Meeting in the Middle

“At the center of your being you have the answer; you know who you are and you know what you want.” ― Lao Tzu

How about being an empowered individual who contributes unique value to the collective or causes on own terms, without being negated or used by them?

What if you believed that you came to this planet with innate value and uniqueness that seeks expression? What if there is a GPS inside of you that draws you to the causes and projects that truly resonate with your soul?

Those causes might not be to be found somewhere out there, but instead, they arise from deep within, out of the logic of your own story and life experience.

Saying No to the causes of others means saying Yes to your causes.

What is the purpose of saving the world a thousand miles away, if individuals you deeply care about are suffering in your direct and immediate surroundings?

You have a personal area of impact which contains everyone who is affected by your decisions and behaviours, as well as an area of influence that encompasses everyone within the reach of your communication.

If you are filling your place where you are, then your areas of impact and influence will organically grow and expand. People will trust you and relegate higher responsibilities to you if that is relevant to you for your life experience.

You also have the choice to stay away from it all or to make trade-offs and workable compromises. If you chose to give yourself to the causes and conflicts of others, then of course you are also free to do so.

Your contribution might be more meaningful, valuable, and powerful if it originates from the uniqueness of your being and the particular issues you faced in your own life, instead of it being another copy-and-paste clone of the status quo or somebody else’s agenda.

There are surely worthwhile and important causes to lend your voice to, even though they are not your own and you are not directly affected by the issue. You just might want to reassure yourself that you are not being emotionalized and instrumentalized by sinister agendas, before subscribing to them.

There is always a tension between having a genuine concern for others and pushing back on coercion and emotional abuse by others in the name of higher causes. There is also tension between honouring your own needs and not being selfish at the expense of others.

Most likely, you don’t fit neatly into any of these four quadrants and instead find yourself in constant motion and negotiation between them. That is part of the creative process and individuation.

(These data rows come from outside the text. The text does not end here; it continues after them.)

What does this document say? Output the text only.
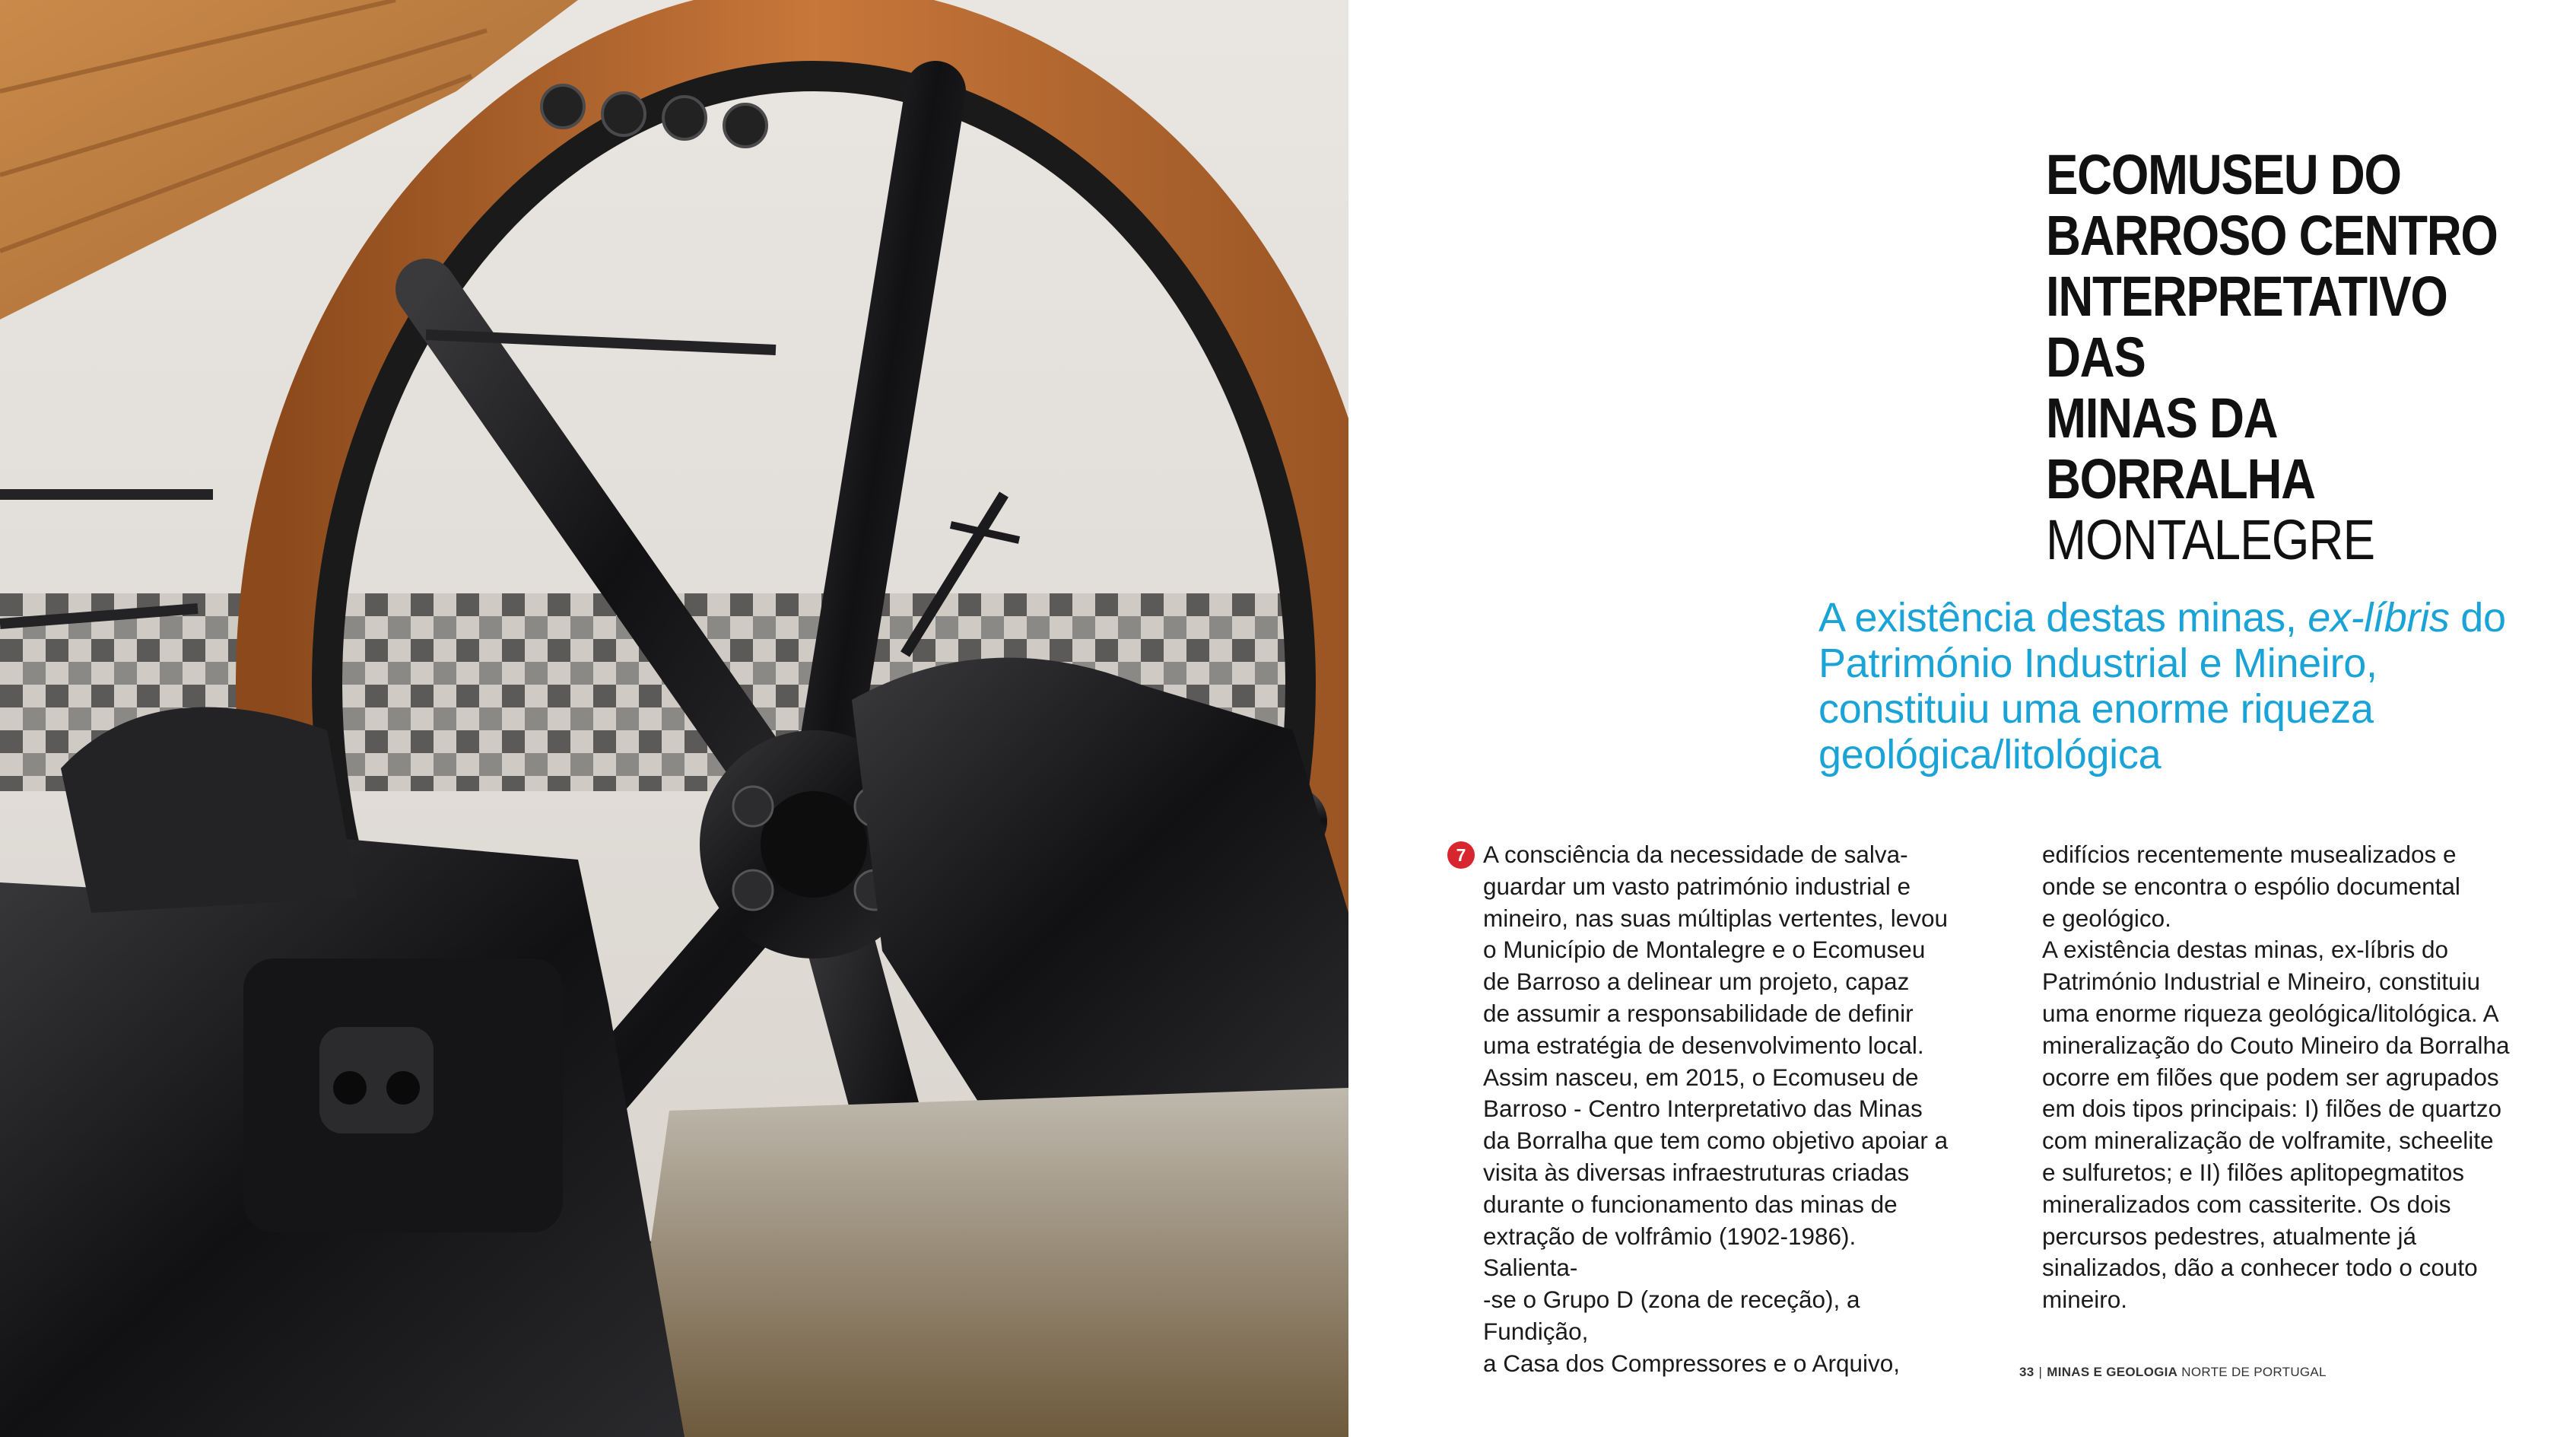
ECOMUSEU DO
BARROSO CENTRO
INTERPRETATIVO DAS
MINAS DA BORRALHA
MONTALEGRE
A existência destas minas, ex-líbris do Património Industrial e Mineiro, constituiu uma enorme riqueza geológica/litológica
7 A consciência da necessidade de salva-
guardar um vasto património industrial e
mineiro, nas suas múltiplas vertentes, levou
o Município de Montalegre e o Ecomuseu
de Barroso a delinear um projeto, capaz
de assumir a responsabilidade de definir
uma estratégia de desenvolvimento local.
Assim nasceu, em 2015, o Ecomuseu de
Barroso - Centro Interpretativo das Minas
da Borralha que tem como objetivo apoiar a
visita às diversas infraestruturas criadas
durante o funcionamento das minas de
extração de volfrâmio (1902-1986). Salienta-
-se o Grupo D (zona de receção), a Fundição,
a Casa dos Compressores e o Arquivo,
edifícios recentemente musealizados e
onde se encontra o espólio documental
e geológico.
A existência destas minas, ex-líbris do
Património Industrial e Mineiro, constituiu
uma enorme riqueza geológica/litológica. A
mineralização do Couto Mineiro da Borralha
ocorre em filões que podem ser agrupados
em dois tipos principais: I) filões de quartzo
com mineralização de volframite, scheelite
e sulfuretos; e II) filões aplitopegmatitos
mineralizados com cassiterite. Os dois
percursos pedestres, atualmente já
sinalizados, dão a conhecer todo o couto
mineiro.
33 | MINAS E GEOLOGIA NORTE DE PORTUGAL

You are invited to make up your own mind about things and not blindly follow the herd.

I hope that the middle ground has become a bit less scary to you.

You don’t have to take sides between individualism and collectivism or between good and evil or any other ideology. You are even free to change your mind if one or the other approach does not work for you anymore.

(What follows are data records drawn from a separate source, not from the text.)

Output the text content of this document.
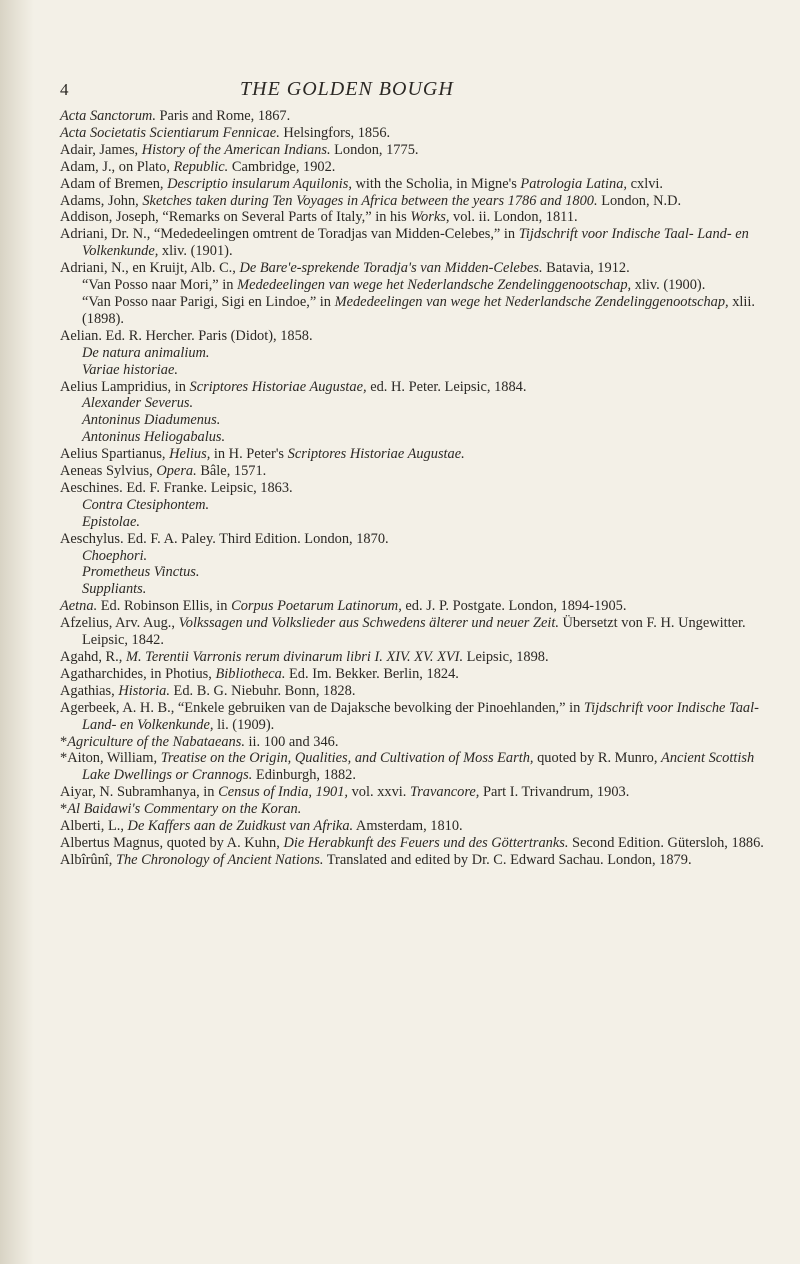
4	THE GOLDEN BOUGH

Acta Sanctorum. Paris and Rome, 1867.

Acta Societatis Scientiarum Fennicae. Helsingfors, 1856.

Adair, James, History of the American Indians. London, 1775.

Adam, J., on Plato, Republic. Cambridge, 1902.

Adam of Bremen, Descriptio insularum Aquilonis, with the Scholia, in Migne's Patrologia Latina, cxlvi.

Adams, John, Sketches taken during Ten Voyages in Africa between the years 1786 and 1800. London, N.D.

Addison, Joseph, “Remarks on Several Parts of Italy,” in his Works, vol. ii. London, 1811.

Adriani, Dr. N., “Mededeelingen omtrent de Toradjas van Midden-Celebes,” in Tijdschrift voor Indische Taal- Land- en Volkenkunde, xliv. (1901).

Adriani, N., en Kruijt, Alb. C., De Bare'e-sprekende Toradja's van Midden-Celebes. Batavia, 1912.

“Van Posso naar Mori,” in Mededeelingen van wege het Nederlandsche Zendelinggenootschap, xliv. (1900).

“Van Posso naar Parigi, Sigi en Lindoe,” in Mededeelingen van wege het Nederlandsche Zendelinggenootschap, xlii. (1898).

Aelian. Ed. R. Hercher. Paris (Didot), 1858.

De natura animalium.

Variae historiae.

Aelius Lampridius, in Scriptores Historiae Augustae, ed. H. Peter. Leipsic, 1884.

Alexander Severus.

Antoninus Diadumenus.

Antoninus Heliogabalus.

Aelius Spartianus, Helius, in H. Peter's Scriptores Historiae Augustae.

Aeneas Sylvius, Opera. Bâle, 1571.

Aeschines. Ed. F. Franke. Leipsic, 1863.

Contra Ctesiphontem.

Epistolae.

Aeschylus. Ed. F. A. Paley. Third Edition. London, 1870.

Choephori.

Prometheus Vinctus.

Suppliants.

Aetna. Ed. Robinson Ellis, in Corpus Poetarum Latinorum, ed. J. P. Postgate. London, 1894-1905.

Afzelius, Arv. Aug., Volkssagen und Volkslieder aus Schwedens älterer und neuer Zeit. Übersetzt von F. H. Ungewitter. Leipsic, 1842.

Agahd, R., M. Terentii Varronis rerum divinarum libri I. XIV. XV. XVI. Leipsic, 1898.

Agatharchides, in Photius, Bibliotheca. Ed. Im. Bekker. Berlin, 1824.

Agathias, Historia. Ed. B. G. Niebuhr. Bonn, 1828.

Agerbeek, A. H. B., “Enkele gebruiken van de Dajaksche bevolking der Pinoehlanden,” in Tijdschrift voor Indische Taal- Land- en Volkenkunde, li. (1909).

*Agriculture of the Nabataeans. ii. 100 and 346.

*Aiton, William, Treatise on the Origin, Qualities, and Cultivation of Moss Earth, quoted by R. Munro, Ancient Scottish Lake Dwellings or Crannogs. Edinburgh, 1882.

Aiyar, N. Subramhanya, in Census of India, 1901, vol. xxvi. Travancore, Part I. Trivandrum, 1903.

*Al Baidawi's Commentary on the Koran.

Alberti, L., De Kaffers aan de Zuidkust van Afrika. Amsterdam, 1810.

Albertus Magnus, quoted by A. Kuhn, Die Herabkunft des Feuers und des Göttertranks. Second Edition. Gütersloh, 1886.

Albîrûnî, The Chronology of Ancient Nations. Translated and edited by Dr. C. Edward Sachau. London, 1879.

We all learn, grow, and evolve. Staying out of other peoples’ fights, you can focus on the only project that might be truly worthy of your attention: Your own life.

If you choose to put it in the service of others, then do so from a place of choice and reserve yourself the right to change your mind to make a new choice when required. Nobody can force you to take sides in their conflicts.

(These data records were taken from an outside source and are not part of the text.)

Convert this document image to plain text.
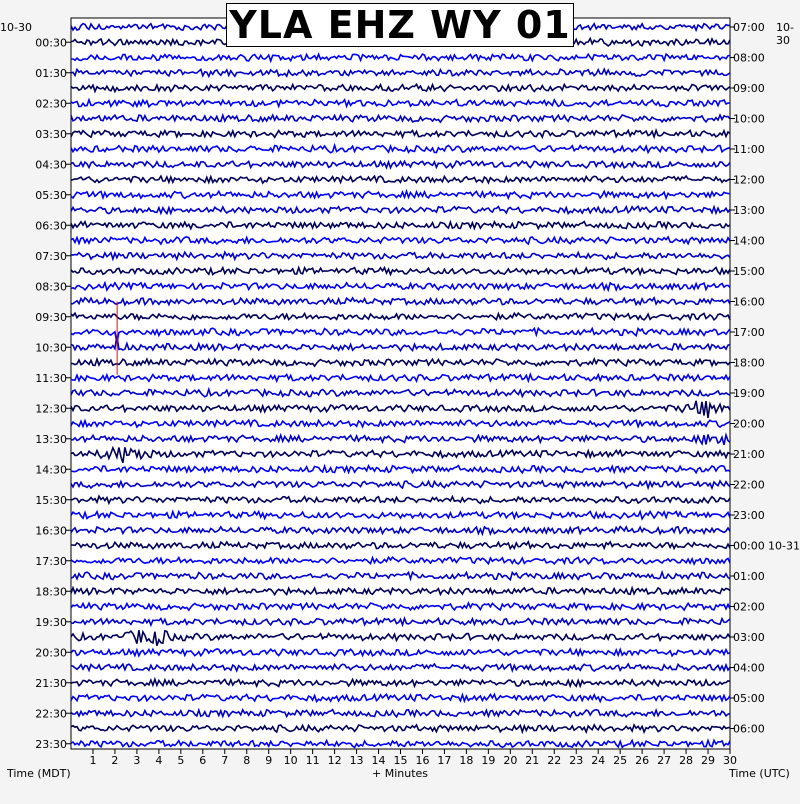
00:30
01:30
02:30
03:30
04:30
05:30
06:30
07:30
08:30
09:30
10:30
11:30
12:30
13:30
14:30
15:30
16:30
17:30
18:30
19:30
20:30
21:30
22:30
23:30
07:00
08:00
09:00
10:00
11:00
12:00
13:00
14:00
15:00
16:00
17:00
18:00
19:00
20:00
21:00
22:00
23:00
00:00 10-31
01:00
02:00
03:00
04:00
05:00
06:00
1 2 3 4 5 6 7 8 9 10 11 12 13 14 15 16 17 18 19 20 21 22 23 24 25 26 27 28 29 30
YLA EHZ WY 01
10-30	10-30
Time (MDT)	Time (UTC)
+ Minutes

You are invited to see the “should’s” and “must’s” of others as requests, but not as obligations. Your life and the integrity of your mind belong only to you. You owe nobody an explanation or justification.

Unlike the clean-cut positions of extremism, the middle ground is a place of ambiguity, friction and life. Being here means that you didn’t succumb to dead-end belief systems, but that you are still thinking. You are alive.

Welcome to the middle ground. Make it yours.